Wright and colleagues used both in vitro assays as well as xenograft models to demonstrate the stem cell properties of the CD44+/CD24- and CD133+ cell populations. Both of these populations form mammospheres in vitro, a characteristic shared by normal  and malignant  mammary stem cells. Interestingly, cells cultured as mammospheres or those with stem cell markers show resistance to chemotherapeutic agents such as cisplatin compared with the bulk of the cell population. The resistance of breast cancer stem cells to both radiation  and chemotherapy  has also been reported by other investigators. In addition, the proportion of cells characterized as CD44+/CD24low significantly increases following neoadjuvant chemotherapy in patients with breast cancer , demonstrating the clinical relevance of these concepts. Although transporters such as BCRP are overexpressed in some stem cells , Wright and colleagues  did not find an increase in expression of ABC transporters in either stem cell population. Thus, the mechanisms of drug resistance in these cells remains to be elucidated. Other potential mechanisms of chemoresistance of cancer stem cells include overexpression of chemotherapy metabolizing enzymes such as aldehyde dehydrogenase 1, changes in cell cycle kinetics, and over-expression of anti-apoptotic proteins .

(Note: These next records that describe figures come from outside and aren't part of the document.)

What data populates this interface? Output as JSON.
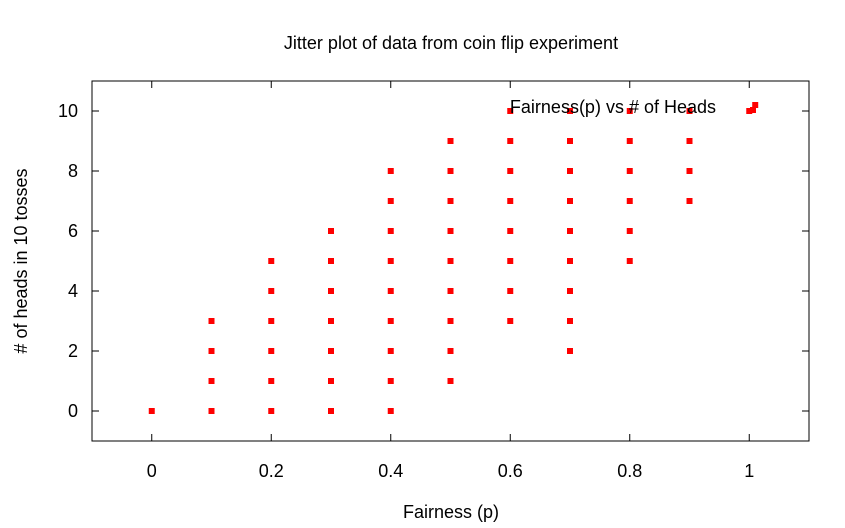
{
  "chart_data": {
    "type": "scatter",
    "title": "Jitter plot of data from coin flip experiment",
    "xlabel": "Fairness (p)",
    "ylabel": "# of heads in 10 tosses",
    "xlim": [
      -0.1,
      1.1
    ],
    "ylim": [
      -1,
      11
    ],
    "xticks": [
      0,
      0.2,
      0.4,
      0.6,
      0.8,
      1
    ],
    "xtick_labels": [
      "0",
      "0.2",
      "0.4",
      "0.6",
      "0.8",
      "1"
    ],
    "yticks": [
      0,
      2,
      4,
      6,
      8,
      10
    ],
    "ytick_labels": [
      "0",
      "2",
      "4",
      "6",
      "8",
      "10"
    ],
    "grid": false,
    "legend_position": "top-right",
    "marker_color": "#ff0000",
    "series": [
      {
        "name": "Fairness(p) vs # of Heads",
        "points": [
          [
            0.0,
            0
          ],
          [
            0.1,
            0
          ],
          [
            0.1,
            1
          ],
          [
            0.1,
            2
          ],
          [
            0.1,
            3
          ],
          [
            0.2,
            0
          ],
          [
            0.2,
            1
          ],
          [
            0.2,
            2
          ],
          [
            0.2,
            3
          ],
          [
            0.2,
            4
          ],
          [
            0.2,
            5
          ],
          [
            0.3,
            0
          ],
          [
            0.3,
            1
          ],
          [
            0.3,
            2
          ],
          [
            0.3,
            3
          ],
          [
            0.3,
            4
          ],
          [
            0.3,
            5
          ],
          [
            0.3,
            6
          ],
          [
            0.4,
            0
          ],
          [
            0.4,
            1
          ],
          [
            0.4,
            2
          ],
          [
            0.4,
            3
          ],
          [
            0.4,
            4
          ],
          [
            0.4,
            5
          ],
          [
            0.4,
            6
          ],
          [
            0.4,
            7
          ],
          [
            0.4,
            8
          ],
          [
            0.5,
            1
          ],
          [
            0.5,
            2
          ],
          [
            0.5,
            3
          ],
          [
            0.5,
            4
          ],
          [
            0.5,
            5
          ],
          [
            0.5,
            6
          ],
          [
            0.5,
            7
          ],
          [
            0.5,
            8
          ],
          [
            0.5,
            9
          ],
          [
            0.6,
            3
          ],
          [
            0.6,
            4
          ],
          [
            0.6,
            5
          ],
          [
            0.6,
            6
          ],
          [
            0.6,
            7
          ],
          [
            0.6,
            8
          ],
          [
            0.6,
            9
          ],
          [
            0.6,
            10
          ],
          [
            0.7,
            2
          ],
          [
            0.7,
            3
          ],
          [
            0.7,
            4
          ],
          [
            0.7,
            5
          ],
          [
            0.7,
            6
          ],
          [
            0.7,
            7
          ],
          [
            0.7,
            8
          ],
          [
            0.7,
            9
          ],
          [
            0.7,
            10
          ],
          [
            0.8,
            5
          ],
          [
            0.8,
            6
          ],
          [
            0.8,
            7
          ],
          [
            0.8,
            8
          ],
          [
            0.8,
            9
          ],
          [
            0.8,
            10
          ],
          [
            0.9,
            7
          ],
          [
            0.9,
            8
          ],
          [
            0.9,
            9
          ],
          [
            0.9,
            10
          ],
          [
            1.0,
            10
          ],
          [
            1.01,
            10.2
          ]
        ]
      }
    ]
  }
}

A number of therapeutic approaches are being developed to therapeutically target breast cancer stem cells. Wright and colleagues demonstrate that the HSP90 inhibitor 17-DMAG sensitizes these cells to chemotherapy. These in vitro experiments have potential clinical implications since HSP90 inhibitors are currently in clinical trials. Furthermore, these studies indicate the feasibility of using in vitro mammosphere assays for the screening of compounds that are able to target cancer stem cells.
In summary, recent studies suggest that both hereditary and sporadic breast tumors may originate through the disregulation of self-renewal pathways in normal mammary stem and/or progenitor cells. The resulting tumors may be driven by heterogeneous populations of cancer stem cells. This heterogeneity may reflect different cells of origin and/or different mutation profiles in these cells. These heterogeneous cancer stem cell populations, in turn, may determine the overall molecular phenotype of tumors as assessed by molecular profiling. The development of suitable in vitro and mouse models should accelerate research aimed at identifying these diverse cancer stem cell populations. This should facilitate the identification of suitable targets for the development of strategies aimed at cancer prevention and therapy.